Since its introduction in 1996, the retropubic-sling procedure has increasingly been considered the gold standard. In this surgery, the mesh sling is passed behind the pubic bone.

But the retropubic approach isn't perfect. In 2001, the transobturator approach was developed. This approach reduces the angle of the sling by passing it through the obturator canals -- the large "holes" on either side of the pubic bone.

This approach reduces the potential for bladder and bowel injuries associated with the retropubic sling. So is the transobturator approach better?

Not necessarily, find University of Alabama, Birmingham, researcher Holly E. Richter, MD, PhD, and colleagues. The researchers compared outcomes for some 600 women randomly assigned to one procedure or the other.

The bottom line: The two procedures are equally effective in relieving stress incontinence. But they differ in the side effects patients are most likely to suffer.

What this means for patients is that before surgery, they should discuss these possible complications with their doctor.

Most women will not suffer severe complications. But women should decide which complications would most bother them, and choose the surgery with the lowest risk of such complications:

  • Patients treated via the retropubic approach have a higher rate of voiding dysfunction -- difficulty urinating.
  • The retropubic approach also is more likely to result in bladder perforations and had a higher overall complication rate.
  • Patients treated via the transobturator approach have a higher rate of neurological complications, including numbness and weakness in the legs.
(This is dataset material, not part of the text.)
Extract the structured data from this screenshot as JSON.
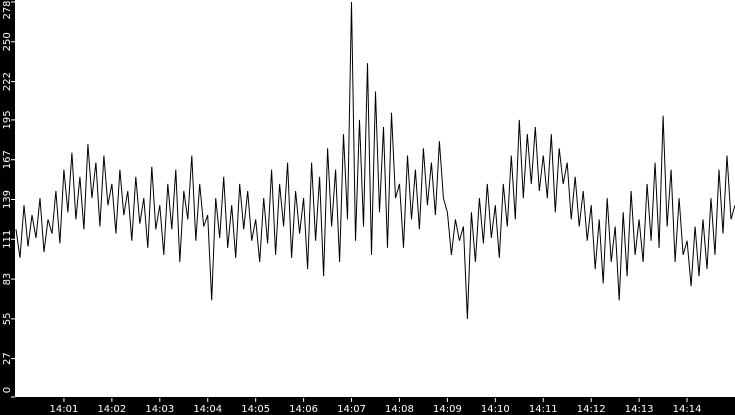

What this means is that the best surgery for an individual woman depends on her preferences and on her doctor's assessment of her condition.

In an editorial accompanying the Richter study, Rebecca G. Rogers, MD, of the University of New Mexico Health Sciences Center, sums up the findings.

"What is the best incontinence surgery? It depends," Rogers concludes.

The Richter study, and the Rogers editorial, appear in the May 17 online issue of the New England Journal of Medicine.